How much music is in a 30-second jingle?

An article by Wenancjusz Ochmann

It was the early 1990s, the first years of freedom after the transformations of 1989, the time of economic revolution in Poland. Combating inflation, budgetary discipline, restrictive monetary policy and high interest rates, but also free market and opening up to foreign trade. Many Poles discovered their entrepreneur gene, set up their own businesses and tried their hand at free market economy.

At that time, I was still a student at the Academy of Music in Katowice and I worked at its Studio of Electroacoustic Music. I had recently come back from a scholarship at the Hochschule für Musik FRANZ LISZT in Weimar (Germany). I had a head full of ideas and dreams. And so, together with two friends, Barbara and Marian, we decided to try our hands at this ‘entrepreneur’ world and to work on our own too. Barbara and I had already had a lot of successes in composing, a few cassettes with original music (CDs were only just becoming popular); Marian had a sound engineering background. In 1993, we opened the first fully digital composition and recording studio in Silesia. The division of work seemed very simple to us: Marian was a sound engineer, and Barbara and I, then still Academy of Music students, were to compose music.

It turned out quite quickly that the greatest demand was for commercial music, much greater than for typical studio recordings of music bands. After we started work, we had to revise our plans and adapt them to market needs. Thus, Marian recorded mainly voice-overs, and Barbara and I threw ourselves into composing music for commercials and jingles. For radio and television. Only that no one—and I had already graduated from the Academy of Music after going through all levels of formal music schooling—taught me how to do it. At the Academy of Music, I learned how to compose choral pieces in various composing styles, from Renaissance and Baroque polyphony through extended 19th century tonality inspired by Wagner, but never have I practised writing a 30-second spot to advertise a dishwashing liquid… Hard to believe but there was no Internet, YouTube or any other easily accessible source of tutorials whatsoever to inspire or teach in the early 1990s. I didn’t even have a VCR at home to check out, as an inspiration, recordings on video tapes. I could only watch commercials on TV, and that sector was also booming at the time, turning mundane shops into shimmering rainbow-coloured places inspiring millions of Poles to buy. Watching the effects of our competitors’ work, I could listen to how others did it. Our great advantage as a recording studio was that we had the most modern music equipment, synthesisers and a digital recording system, the first generation of Pro Tools. And we had completely open minds.

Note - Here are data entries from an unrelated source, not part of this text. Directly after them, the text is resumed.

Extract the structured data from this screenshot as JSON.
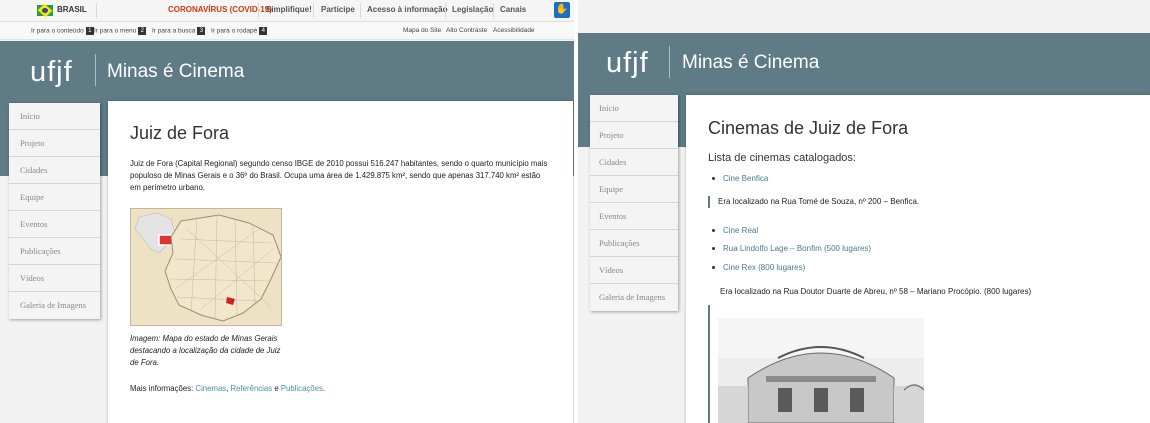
{
  "gov_bar": {
    "brasil": "BRASIL",
    "links": [
      "CORONAVÍRUS (COVID-19)",
      "Simplifique!",
      "Participe",
      "Acesso à informação",
      "Legislação",
      "Canais"
    ]
  },
  "access_bar": {
    "left": [
      {
        "label": "Ir para o conteúdo",
        "key": "1"
      },
      {
        "label": "Ir para o menu",
        "key": "2"
      },
      {
        "label": "Ir para a busca",
        "key": "3"
      },
      {
        "label": "Ir para o rodapé",
        "key": "4"
      }
    ],
    "right": [
      "Mapa do Site",
      "Alto Contraste",
      "Acessibilidade"
    ]
  },
  "site": {
    "logo": "ufjf",
    "title": "Minas é Cinema"
  },
  "nav": [
    "Início",
    "Projeto",
    "Cidades",
    "Equipe",
    "Eventos",
    "Publicações",
    "Vídeos",
    "Galeria de Imagens"
  ],
  "left_page": {
    "title": "Juiz de Fora",
    "paragraph": "Juiz de Fora (Capital Regional) segundo censo IBGE de 2010 possui  516.247 habitantes, sendo o quarto município mais populoso de Minas Gerais e o 36º do Brasil. Ocupa uma área de  1.429.875 km², sendo que apenas 317.740 km² estão em perímetro urbano.",
    "caption": "Imagem: Mapa do estado de Minas Gerais destacando a localização da cidade de Juiz de Fora.",
    "more_prefix": "Mais informações: ",
    "more_links": [
      "Cinemas",
      "Referências",
      "Publicações"
    ],
    "more_sep1": ", ",
    "more_sep2": " e ",
    "more_suffix": "."
  },
  "right_page": {
    "title": "Cinemas de Juiz de Fora",
    "subtitle": "Lista de cinemas catalogados:",
    "item1": "Cine Benfica",
    "quote1": "Era localizado na Rua Tomé de Souza, nº 200 – Benfica.",
    "item2": "Cine Real",
    "item3": "Rua Lindolfo Lage – Bonfim (500 lugares)",
    "item4": "Cine Rex (800 lugares)",
    "quote2": "Era localizado na Rua Doutor Duarte de Abreu, nº 58 – Mariano Procópio. (800 lugares)"
  },
  "colors": {
    "header": "#5e7b86",
    "link": "#4a8bb3",
    "covid": "#d4380d"
  }
}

I realised quite quickly that making music for picture gave me a lot of fun. Especially the longer films of several minutes offered me many possibilities for using electronic instruments to create timbres, melodic patterns, harmony and texture, tensions and climaxes. But how much musical tension can you convey illustrating an advertising spot about heating boilers? In the process of creation, discussions with our client, a representative of one of the largest advertising agencies in Silesia, were extremely important. Those were long deliberations, and often disputes, about how well music matched the advertising message, client’s expectations and our artistic visions. It was accompanied by constant pressure of time and deadlines as well as the go/no-go from the agency and client and, finally, receiving payment for the work. We weren’t prepared for all that by formal education either.

Once, after more than 20 hours of work in the studio in Katowice, driving up to my house in Zabrze, I realised that I didn’t remember the 20 kilometres I had driven. It happened to me once in my life. But it was also then that I realised how much I liked to compose music for picture.

Today, after many years, I see how little I knew about running my own business from the economic point of view or from the point of view of an entrepreneur, owner and co-owner and how much you need to take care of written contracts, proper bookkeeping, setting realistic completion dates and relationships with clients and subcontractors as well as relationships among partners. It was a time of real work-based learning in my life, which I still draw on today.